Monday 5 November 2012

A New End: A New Beginning (Part 1)

For almost a decade now, I have been traveling broadly speaking to groups of all sizes and almost every discipline you can think of about the big change that appeared to be converging on the horizon.

Often characterizing the coming shift in terms of breakdowns and breakthroughs, I’ve tried to build integrated mental pictures of the extraordinary nexus of driving forces – both conventional and unconventional – that seemed destined to reconfigure the way we live on this planet. My book, Out of the Blue, introduced an approach for making sense out of big events that would otherwise be surprises, and my latest volume, A Vision for 2012: Planning for Extraordinary Change, uses the breakdown/breakthrough themes to propose a general approach for dealing with large scale change.

So, I’ve been thinking about this possibility for quite some time. (My wife would probably tell you that I think about it all of the time.)

I generally agree with the many thoughtful people who consider predicting the future to be a fool’s errand. It is intrinsically fraught with so much complexity and uncertainty that the best one can do with integrity is to array potential alternatives – scenarios – across the horizon, and then try to think about what might be done if one of those worlds materializes.

Scenario planning has certainly been an effective discipline, helping many organizations to imagine potentialities that probably otherwise wouldn’t have shown up in their field of view. But as I facilitate organizations going through these exercises, the little, nagging voice in the back of my head is not asking, “What is the array of possible futures?” – it is always wondering, “What is the future really going to be?”. It wants concreteness. It wants predictions.

I think that no one knows for sure what the future will bring, but after some time of being in this business one begins to be able to discriminate between what is substantive and structural and what is largely speculative. For me, at least, some things have an intuitive sense of being real and important, and the rest of the possibilities lack just enough gravitas that I know that they’re only “ideas”. That intuitive sense is supported when it becomes possible to triangulate from a number of independent sources that all point to the same conclusion – the possibility has substance.

People always ask me after my talks what I think is going to happen. “With all of these converging trends, what is 2012 really going to look like?”. It happened again last week in a radio interview. Mostly I hedge and dance a bit and say that I don’t know for sure. There will be a new world and a new human that will come out of all of this. The notion of cooperation will shape the way people see themselves and the rest of the world . . . and there will be new institutions and functions, etc. Pretty general stuff.

But, over a year ago, the notion that all of this big change could spell the substantial reconfiguration of the familiar country that I have lived in all of my life began to gel in a way that moved beyond the notion of being just a possibility – a wild card – into that space of plausibility. I now have come to believe that it is likely and will happen – soon.
Ideas like this are so big and disruptive that it is really quite hard to get to the place where we take them seriously. For most of us, our lives are evolutionary – punctuated, perhaps with trauma now and then, but mostly populated by events that are familiar, even if they don’t always make personal sense. The concept that EVERYTHING might change is so foreign to any experience that most of us have ever had that even if we say the words and talk about the possibility, we really don’t internalize what this might mean.

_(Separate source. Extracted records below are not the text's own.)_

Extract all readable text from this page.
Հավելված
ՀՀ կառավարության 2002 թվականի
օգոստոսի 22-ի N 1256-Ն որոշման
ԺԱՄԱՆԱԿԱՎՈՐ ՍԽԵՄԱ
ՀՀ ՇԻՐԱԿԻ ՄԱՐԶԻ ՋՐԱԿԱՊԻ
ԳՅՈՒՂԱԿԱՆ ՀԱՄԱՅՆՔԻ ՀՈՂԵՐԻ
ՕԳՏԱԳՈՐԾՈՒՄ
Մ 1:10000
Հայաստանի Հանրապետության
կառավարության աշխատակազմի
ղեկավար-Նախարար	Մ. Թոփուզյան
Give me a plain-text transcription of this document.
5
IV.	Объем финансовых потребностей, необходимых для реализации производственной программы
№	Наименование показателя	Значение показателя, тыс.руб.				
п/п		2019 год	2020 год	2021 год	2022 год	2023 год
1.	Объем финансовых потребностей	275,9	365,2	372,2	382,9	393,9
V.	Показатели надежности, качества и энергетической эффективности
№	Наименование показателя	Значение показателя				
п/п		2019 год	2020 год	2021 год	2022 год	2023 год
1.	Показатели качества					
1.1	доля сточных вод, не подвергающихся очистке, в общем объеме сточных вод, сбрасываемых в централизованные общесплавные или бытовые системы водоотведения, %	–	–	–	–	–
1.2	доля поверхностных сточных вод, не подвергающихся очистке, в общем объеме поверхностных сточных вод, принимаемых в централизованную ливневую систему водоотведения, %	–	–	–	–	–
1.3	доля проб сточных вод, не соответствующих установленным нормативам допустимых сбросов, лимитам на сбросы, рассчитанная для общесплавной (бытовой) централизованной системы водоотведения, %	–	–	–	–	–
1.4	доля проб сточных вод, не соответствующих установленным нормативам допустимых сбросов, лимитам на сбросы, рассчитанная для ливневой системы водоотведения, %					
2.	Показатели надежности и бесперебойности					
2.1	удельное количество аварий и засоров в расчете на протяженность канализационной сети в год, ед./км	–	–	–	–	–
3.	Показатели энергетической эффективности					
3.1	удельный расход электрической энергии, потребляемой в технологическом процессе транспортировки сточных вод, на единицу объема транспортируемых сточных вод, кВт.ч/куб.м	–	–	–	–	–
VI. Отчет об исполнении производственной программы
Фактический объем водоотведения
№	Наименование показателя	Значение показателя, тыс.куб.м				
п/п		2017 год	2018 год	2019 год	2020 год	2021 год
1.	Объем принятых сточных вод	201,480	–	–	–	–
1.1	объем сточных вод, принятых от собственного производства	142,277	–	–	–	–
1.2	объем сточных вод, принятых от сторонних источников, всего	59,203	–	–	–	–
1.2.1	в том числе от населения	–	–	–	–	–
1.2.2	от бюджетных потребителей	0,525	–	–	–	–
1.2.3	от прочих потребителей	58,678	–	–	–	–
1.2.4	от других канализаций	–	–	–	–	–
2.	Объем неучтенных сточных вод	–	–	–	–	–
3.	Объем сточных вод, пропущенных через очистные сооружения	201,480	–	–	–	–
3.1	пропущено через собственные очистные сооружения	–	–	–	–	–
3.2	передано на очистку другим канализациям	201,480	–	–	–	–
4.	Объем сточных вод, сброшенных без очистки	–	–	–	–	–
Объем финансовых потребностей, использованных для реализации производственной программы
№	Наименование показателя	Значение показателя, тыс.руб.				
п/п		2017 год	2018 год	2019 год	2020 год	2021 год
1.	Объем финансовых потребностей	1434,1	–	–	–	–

Therefore, along with most folks, I’m kind of late to this game. There are other notable thinkers who jumped to the natural conclusion quite some time ago. Dmitry Orlov, for example, first started to build a theory of superpower collapse that included the U.S. in 1995. Only in the last few years has he been talking publicly about his ideas and the ultimate direction of U.S. trends. His book Reinventing Collapse is recommended. He also gave a great speech about the subject recently.

James Howard Kunstler, a wonderfully entertaining and provocative writer, was very clear about the systemic and structural nature of the larger problem in his 2006 book, The Long Emergency. His always interesting blog is a weekly assessment of where we’re going wrong. He clearly sees the demise of America coming this way.

Our own David Martin first outlined the financial dominos that were going to fall in a talk at The Arlington Institute in July of 2006, which he has updated on two subsequent occasions here in Berkeley Springs. Implicit in his treatise was the collapse of the U.S. and global financial system, but again, it’s one thing to imply those words and quite another to really believe them.

I was aggregating my own perspectives and being influenced by some of these folks such that last year while in Singapore I even told my friends there that I thought we were seeing the beginning of the end of the U.S. as we’ve known it. I didn’t think they really believed it then but, in the months since then, they reportedly have made major leadership changes in their government investment company to reposition it in the future away from the U.S. and the US dollar.